As an exhaust gas purification system for purifying NOx in an exhaust gas from a diesel engine, an SCR system using an SCR (selective catalytic reduction) device has been developed.
The SCR system supplies urea solution to an exhaust gas upstream of the SCR device to generate ammonia using heat of the exhaust gas, and using the ammonia, reduces NOx on an SCR catalyst to purify NOx (see, for example, patent literature 1).
As illustrated in FIG. 4, upon urea solution reaching a temperature equal to or exceeding its boiling point, water in the urea solution starts to evaporate, and as a result, the urea solution turns into a melt, through which a gas is generated. The generated gas, upon its temperature being raised, is crystallized, resulting in generation of a solid. Upon the generated solid subliming, ammonia is generated. Also, the generated melt and/or gas are partially hydrolyzed with water vapor, generating ammonia and carbon dioxide.
Urea solution is injected from a dosing valve (urea injection device or dosing module) provided on the upstream side of the SCR device.
As illustrated in FIG. 5(a), a dosing valve 104 has a structure in which a cylinder 51 filled with high-pressure urea solution L is provided with an injection orifice 52 and a valving element 53 occluding the injection orifice 52 is attached to a plunger 54, and upon energization of a coil (not illustrated) to pull up the plunger 54, the valving element 53 is moved away from the injection orifice 52, whereby urea solution L is injected. Upon the energization of the coil being stopped, the plunger 54 is pulled down by means of an internal spring force so that the valving element 53 occludes the injection orifice 52, whereby the injection of urea solution L is stopped.

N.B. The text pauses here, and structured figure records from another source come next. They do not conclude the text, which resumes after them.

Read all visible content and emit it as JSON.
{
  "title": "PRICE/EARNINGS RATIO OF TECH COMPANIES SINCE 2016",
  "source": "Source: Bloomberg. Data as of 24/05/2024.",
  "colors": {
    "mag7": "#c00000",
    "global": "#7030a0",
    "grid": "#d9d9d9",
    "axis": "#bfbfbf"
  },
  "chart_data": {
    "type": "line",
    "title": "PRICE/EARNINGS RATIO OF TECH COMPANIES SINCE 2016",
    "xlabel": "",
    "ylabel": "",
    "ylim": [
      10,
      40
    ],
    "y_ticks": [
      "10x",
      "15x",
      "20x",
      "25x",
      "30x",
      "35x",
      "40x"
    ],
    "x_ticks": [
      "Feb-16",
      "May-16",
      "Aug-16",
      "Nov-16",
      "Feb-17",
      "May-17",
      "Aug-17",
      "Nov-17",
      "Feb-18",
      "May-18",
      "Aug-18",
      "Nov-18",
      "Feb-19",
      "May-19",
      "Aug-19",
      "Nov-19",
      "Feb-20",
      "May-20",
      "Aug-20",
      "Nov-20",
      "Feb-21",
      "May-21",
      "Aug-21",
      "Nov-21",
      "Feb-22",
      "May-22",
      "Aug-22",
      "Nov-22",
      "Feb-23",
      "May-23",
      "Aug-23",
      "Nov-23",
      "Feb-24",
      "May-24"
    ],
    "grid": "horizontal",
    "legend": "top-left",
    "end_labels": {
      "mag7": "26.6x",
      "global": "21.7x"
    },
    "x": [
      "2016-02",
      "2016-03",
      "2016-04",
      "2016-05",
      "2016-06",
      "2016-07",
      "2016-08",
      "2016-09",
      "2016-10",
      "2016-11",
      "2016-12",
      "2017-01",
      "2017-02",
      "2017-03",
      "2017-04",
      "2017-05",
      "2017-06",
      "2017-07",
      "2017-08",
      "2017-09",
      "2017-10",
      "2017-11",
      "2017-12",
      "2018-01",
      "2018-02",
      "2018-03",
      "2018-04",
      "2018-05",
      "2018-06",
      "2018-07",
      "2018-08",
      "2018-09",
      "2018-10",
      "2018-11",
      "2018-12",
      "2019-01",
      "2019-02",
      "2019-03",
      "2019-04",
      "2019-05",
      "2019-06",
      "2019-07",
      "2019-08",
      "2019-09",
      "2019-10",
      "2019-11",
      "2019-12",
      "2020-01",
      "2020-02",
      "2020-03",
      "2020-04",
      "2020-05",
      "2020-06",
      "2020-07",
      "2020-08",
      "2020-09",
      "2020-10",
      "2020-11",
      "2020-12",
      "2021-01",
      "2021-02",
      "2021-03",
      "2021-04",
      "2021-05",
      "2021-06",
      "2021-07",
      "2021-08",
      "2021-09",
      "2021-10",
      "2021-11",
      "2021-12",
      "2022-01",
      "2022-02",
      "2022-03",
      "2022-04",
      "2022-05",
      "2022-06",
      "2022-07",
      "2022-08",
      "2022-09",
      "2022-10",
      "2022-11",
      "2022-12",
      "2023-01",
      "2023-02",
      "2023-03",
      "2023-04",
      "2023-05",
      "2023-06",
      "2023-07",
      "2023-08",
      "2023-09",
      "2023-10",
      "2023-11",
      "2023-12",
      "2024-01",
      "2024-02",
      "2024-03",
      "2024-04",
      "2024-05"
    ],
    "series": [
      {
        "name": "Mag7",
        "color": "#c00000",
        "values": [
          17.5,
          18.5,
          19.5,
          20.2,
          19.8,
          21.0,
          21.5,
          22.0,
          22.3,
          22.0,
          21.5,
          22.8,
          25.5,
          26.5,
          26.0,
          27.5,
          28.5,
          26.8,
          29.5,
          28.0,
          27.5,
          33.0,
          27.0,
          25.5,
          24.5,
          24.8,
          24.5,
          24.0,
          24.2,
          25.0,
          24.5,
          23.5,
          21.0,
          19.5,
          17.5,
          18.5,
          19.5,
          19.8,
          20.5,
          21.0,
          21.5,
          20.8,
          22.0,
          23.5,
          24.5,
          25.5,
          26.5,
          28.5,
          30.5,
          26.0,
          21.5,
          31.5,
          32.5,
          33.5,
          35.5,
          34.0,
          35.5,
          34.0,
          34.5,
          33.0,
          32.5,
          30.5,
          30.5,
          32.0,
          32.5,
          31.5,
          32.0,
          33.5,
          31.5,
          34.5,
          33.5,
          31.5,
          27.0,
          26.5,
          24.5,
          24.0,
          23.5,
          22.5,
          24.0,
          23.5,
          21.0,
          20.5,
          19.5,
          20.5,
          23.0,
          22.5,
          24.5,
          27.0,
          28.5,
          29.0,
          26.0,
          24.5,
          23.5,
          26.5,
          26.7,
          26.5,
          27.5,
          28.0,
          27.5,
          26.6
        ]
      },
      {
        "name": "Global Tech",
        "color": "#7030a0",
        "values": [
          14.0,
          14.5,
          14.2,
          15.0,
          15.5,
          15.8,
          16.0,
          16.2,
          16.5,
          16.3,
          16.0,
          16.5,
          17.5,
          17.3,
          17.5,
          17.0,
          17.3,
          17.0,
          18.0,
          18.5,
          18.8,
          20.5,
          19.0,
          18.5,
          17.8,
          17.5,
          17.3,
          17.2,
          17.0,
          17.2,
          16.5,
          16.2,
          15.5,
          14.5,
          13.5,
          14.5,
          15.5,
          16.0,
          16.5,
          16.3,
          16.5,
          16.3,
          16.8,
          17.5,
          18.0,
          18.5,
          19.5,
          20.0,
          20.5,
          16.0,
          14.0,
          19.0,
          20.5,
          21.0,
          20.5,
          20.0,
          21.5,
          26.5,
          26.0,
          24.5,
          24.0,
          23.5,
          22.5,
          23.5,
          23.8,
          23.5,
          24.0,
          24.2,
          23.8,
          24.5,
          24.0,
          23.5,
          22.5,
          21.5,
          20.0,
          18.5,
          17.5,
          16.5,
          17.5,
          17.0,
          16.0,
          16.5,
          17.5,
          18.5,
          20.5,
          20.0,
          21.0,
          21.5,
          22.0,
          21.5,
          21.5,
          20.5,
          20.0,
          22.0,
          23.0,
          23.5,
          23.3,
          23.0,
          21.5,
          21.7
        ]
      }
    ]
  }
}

The dosing valve 104 is provided in an exhaust pipe for an engine, the exhaust pipe allowing a high-temperature exhaust gas to flow therein. Upon the dosing valve 104 heated to a high temperature, the urea solution L in the dosing valve 104 also has a high temperature, and disadvantageously, proper urea solution injection control may not be performed as a result of the dosing valve 104 having a failure in operation, e.g., the urea solution L in the dosing valve 104 being crystallized, resulting in fixation of the plunger as illustrated in FIG. 5(b) or a solid body resulting from the crystallization of the urea solution L being stuck between the valving element 53 and the cylinder 51 (valve seat) as illustrated in FIG. 5(c), disabling injection of urea solution L to be stopped.
Furthermore, a corrosive intermediate product (ammonium carbamate) is disadvantageously generated in a process of generating ammonia from urea solution and the corrosive intermediate product corrodes the inside of the dosing valve. Furthermore, when urea solution in the dosing valve is heated to a high temperature, parts made of rubber or resins, which are used in the dosing valve, may disadvantageously be damaged. In the present description, these troubles are collectively referred to as thermal damage.
In order to prevent such thermal damage, cooling water for cooling an engine is made to pass through a dosing valve to cool the dosing valve by means of the cooling water.